In terms of music streaming services, Spotify has really changed the game for everyone. From the democracy that its unpaid tier has offered music listeners to its industry-changing Wrapped section that tracks individual listening profiles, Spotify is at the top of the streaming world.
There's a lot to explore on the Spotify app too. From individual special artist placements to highly-curated playlists, there's always something to discover on Spotify. One of the navigational tabs that plays a key role in the user experience is the one that takes you to different music genres. With that being said, keep reading for an explanation of what exactly they are.
Spotify's music genres help explain what type of music you're listening to.
As defined by Oxford, a "genre" is "a category of artistic composition, as in music or literature, characterized by similarities in form, style, or subject matter." Apps like Spotify use genres to help categorize the millions of songs that are a part of their catalogs.
By tapping on a certain genre on the app, a user can explore all of the top songs related to that genre. The reason why so many people are curious about Spotify's genres, however, is the fact that they often seem to make up their own. So, what gives?
Well, according to Spotify data alchemist Glenn McDonald, there's a lot to it. He developed an algorithm that categorizes music based on "subjective psychoacoustic attributes," essentially, what they sound like. This categorization is based on factors he describes to be tempo, duration, color, modernity, and femininity.
What is the "Alt-Z" music genre on Spotify?
"Alt-Z" appeared on many people's Spotify Wrapped playlists in 2022, and that isn't exactly a traditional music genre. The explanation behind that is that Glenn's algorithm groups songs together that seem to fall into a "cluster of collective listening patterns" and creates new descriptive terms for them, which he dubs "emerging genres."
For terms such as "Alt-Z," that seems to be defined, per Reddit users, as "music that's kind of pop, kind of not, kind of sad, kind of upbeat… it's ethereal without being a ballad, rhythmic without being a bop." With 5,071 distinct genres in its database and counting, it appears Spotify is at no shortage of new categorizations for music.

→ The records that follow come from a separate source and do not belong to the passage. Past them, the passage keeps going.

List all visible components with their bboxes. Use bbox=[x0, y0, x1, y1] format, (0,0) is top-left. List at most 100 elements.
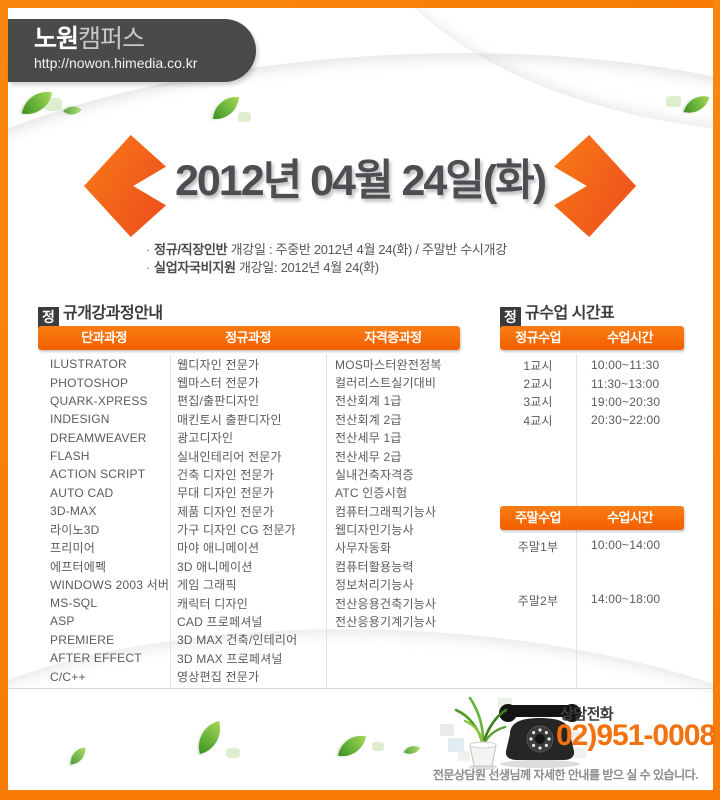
campus-name: 노원캠퍼스 bbox=[34, 26, 256, 53]
course-row: QUARK-XPRESS 편집/출판디자인 전산회계 1급 bbox=[38, 392, 460, 410]
regular-timetable-header: 정규수업 수업시간 bbox=[500, 326, 684, 350]
course-row-cell: 웹디자인 전문가 bbox=[177, 357, 260, 372]
course-row-cell: 전산회계 2급 bbox=[335, 412, 402, 427]
weekend-timetable-body: 주말1부 10:00~14:00 주말2부 14:00~18:00 bbox=[500, 538, 684, 646]
course-row-cell: 정보처리기능사 bbox=[335, 578, 414, 593]
weekend-class-row-cell: 10:00~14:00 bbox=[591, 538, 661, 552]
course-row: C/C++ 영상편집 전문가 bbox=[38, 667, 460, 685]
course-row-cell: 실내건축자격증 bbox=[335, 467, 414, 482]
course-row-cell: 전산응용건축기능사 bbox=[335, 596, 437, 611]
regular-class-row-cell: 2교시 bbox=[523, 377, 553, 392]
background-swoosh bbox=[341, 0, 720, 169]
course-row-cell: 매킨토시 출판디자인 bbox=[177, 412, 282, 427]
section-title-text: 규개강과정안내 bbox=[63, 305, 163, 322]
course-row-cell: 프리미어 bbox=[50, 541, 95, 556]
course-row-cell: 전산세무 2급 bbox=[335, 449, 402, 464]
course-row-cell: 라이노3D bbox=[50, 523, 100, 538]
column-divider bbox=[170, 354, 171, 688]
regular-class-row-cell: 4교시 bbox=[523, 413, 553, 428]
leaf-blob bbox=[372, 742, 384, 751]
course-row-cell: MS-SQL bbox=[50, 596, 98, 611]
course-row: PREMIERE 3D MAX 건축/인테리어 bbox=[38, 631, 460, 649]
leaf-blob bbox=[666, 96, 681, 107]
notice-line: · 정규/직장인반 개강일 : 주중반 2012년 4월 24(화) / 주말반 … bbox=[146, 241, 507, 259]
column-header: 단과과정 bbox=[81, 330, 127, 345]
course-row-cell: 마야 애니메이션 bbox=[177, 541, 260, 556]
course-row-cell: 편집/출판디자인 bbox=[177, 394, 260, 409]
course-row: ASP CAD 프로페셔널 전산응용기계기능사 bbox=[38, 612, 460, 630]
course-row-cell: 3D MAX 프로페셔널 bbox=[177, 651, 283, 666]
course-row-cell: 사무자동화 bbox=[335, 541, 392, 556]
phone-icon bbox=[499, 704, 581, 768]
regular-timetable-body: 1교시 10:00~11:30 2교시 11:30~13:00 3교시 19:00~20:… bbox=[500, 356, 684, 430]
course-row: ACTION SCRIPT 건축 디자인 전문가 실내건축자격증 bbox=[38, 465, 460, 483]
course-table-body: ILUSTRATOR 웹디자인 전문가 MOS마스터완전정복 PHOTOSHOP 웹마스… bbox=[38, 355, 460, 686]
course-row-cell: ILUSTRATOR bbox=[50, 357, 127, 372]
course-row-cell: AUTO CAD bbox=[50, 485, 114, 500]
course-row-cell: 에프터에펙 bbox=[50, 559, 107, 574]
course-row-cell: ACTION SCRIPT bbox=[50, 467, 146, 482]
course-row-cell: 3D 애니메이션 bbox=[177, 559, 253, 574]
leaf-icon bbox=[63, 101, 82, 120]
leaf-icon bbox=[683, 91, 710, 118]
course-row: 프리미어 마야 애니메이션 사무자동화 bbox=[38, 539, 460, 557]
section-title-text: 규수업 시간표 bbox=[525, 305, 615, 322]
weekend-class-row: 주말1부 10:00~14:00 bbox=[500, 538, 684, 592]
course-row-cell: MOS마스터완전정복 bbox=[335, 357, 442, 372]
weekend-class-row: 주말2부 14:00~18:00 bbox=[500, 592, 684, 646]
section-initial-badge: 정 bbox=[38, 307, 59, 328]
plant-icon bbox=[454, 696, 508, 770]
plant-and-phone-illustration bbox=[440, 696, 586, 770]
page-border-top bbox=[0, 0, 720, 8]
course-row: AFTER EFFECT 3D MAX 프로페셔널 bbox=[38, 649, 460, 667]
course-row: PHOTOSHOP 웹마스터 전문가 컬러리스트실기대비 bbox=[38, 373, 460, 391]
regular-class-row-cell: 3교시 bbox=[523, 395, 553, 410]
regular-class-row: 3교시 19:00~20:30 bbox=[500, 393, 684, 411]
weekend-class-row-cell: 주말1부 bbox=[517, 540, 559, 554]
regular-class-row-cell: 11:30~13:00 bbox=[591, 376, 660, 391]
date-banner: 2012년 04월 24일(화) bbox=[174, 157, 547, 205]
leaf-blob bbox=[238, 112, 251, 122]
footer-divider bbox=[8, 688, 713, 689]
leaf-icon bbox=[192, 720, 227, 755]
course-row-cell: 3D-MAX bbox=[50, 504, 97, 519]
page-border-bottom bbox=[0, 790, 720, 800]
column-header: 자격증과정 bbox=[364, 330, 422, 345]
course-row-cell: 웹디자인기능사 bbox=[335, 523, 414, 538]
weekend-timetable-header: 주말수업 수업시간 bbox=[500, 506, 684, 530]
leaf-icon bbox=[403, 741, 421, 759]
course-row-cell: 광고디자인 bbox=[177, 431, 234, 446]
course-row: ILUSTRATOR 웹디자인 전문가 MOS마스터완전정복 bbox=[38, 355, 460, 373]
course-row-cell: INDESIGN bbox=[50, 412, 110, 427]
course-row-cell: PREMIERE bbox=[50, 632, 115, 647]
course-row-cell: 전산세무 1급 bbox=[335, 431, 402, 446]
footer-caption: 전문상담원 선생님께 자세한 안내를 받으 실 수 있습니다. bbox=[432, 768, 699, 782]
course-row-cell: PHOTOSHOP bbox=[50, 375, 129, 390]
column-divider bbox=[326, 354, 327, 688]
page-border-right bbox=[713, 0, 720, 800]
notice-label: 정규/직장인반 bbox=[154, 242, 228, 257]
course-row: 라이노3D 가구 디자인 CG 전문가 웹디자인기능사 bbox=[38, 520, 460, 538]
leaf-icon bbox=[338, 732, 366, 760]
notice-text: 개강일: 2012년 4월 24(화) bbox=[235, 260, 379, 275]
course-row-cell: 컴퓨터그래픽기능사 bbox=[335, 504, 437, 519]
leaf-icon bbox=[21, 87, 53, 119]
course-row-cell: 3D MAX 건축/인테리어 bbox=[177, 633, 298, 648]
regular-class-row: 2교시 11:30~13:00 bbox=[500, 374, 684, 392]
column-header: 정규수업 bbox=[515, 330, 561, 345]
section-initial-badge: 정 bbox=[500, 307, 521, 328]
bullet-icon: · bbox=[146, 242, 151, 257]
course-row-cell: ATC 인증시험 bbox=[335, 486, 408, 501]
course-row: MS-SQL 캐릭터 디자인 전산응용건축기능사 bbox=[38, 594, 460, 612]
right-section-title: 정 규수업 시간표 bbox=[500, 299, 615, 328]
course-row: INDESIGN 매킨토시 출판디자인 전산회계 2급 bbox=[38, 410, 460, 428]
regular-class-row-cell: 19:00~20:30 bbox=[591, 394, 661, 409]
course-row-cell: 캐릭터 디자인 bbox=[177, 596, 248, 611]
course-row-cell: CAD 프로페셔널 bbox=[177, 614, 263, 629]
campus-name-light: 캠퍼스 bbox=[78, 25, 145, 53]
course-row-cell: 제품 디자인 전문가 bbox=[177, 504, 274, 519]
column-header: 수업시간 bbox=[607, 330, 653, 345]
leaf-blob bbox=[226, 748, 240, 758]
course-row-cell: ASP bbox=[50, 614, 75, 629]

What is "Otacore"? The "emerging genre" defines a very specific niche.
Another "emerging genre" that has been getting a lot of attention on Spotify Wrapped is "Otacore." The name doesn't appear to have any direct affiliation, so what gives?
Well, Urban Dictionary defines "Otacore" as "A music genre made up of songs heavy origins or basis in fan communities, such as those for anime. A large portion of this genre is made up of J-Pop."
A user on Reddit who was categorized as an "Otacore" listener said that their tastes included "songs from Starbomb, Ninja Sex Party, RichaadEB, DAGames, CG5, etc.
They added, "So it's not just anime, it's fandom music mostly by content creators (including original songs based on games/anime/TV/movies/etc, remixes, and covers)."
What exactly is "CCM" in Music? This genre has been around longer than you probably realize.
If you noticed "CCM" as a part of your Spotify Wrapped this year, odds are that you intake a lot of faith-based music. Indeed, per Wikipedia, "CCM" is short for Contemporary Christian Music, and it has many sub-genres of its own.
Contemporary Christian Music first gained attention in the 1960s as an alternative to traditional hymnal-based religious music. The genre exploded to international stardom and began encompassing the likes of Christian Rock, Christian Rap, Christian Pop, and many more.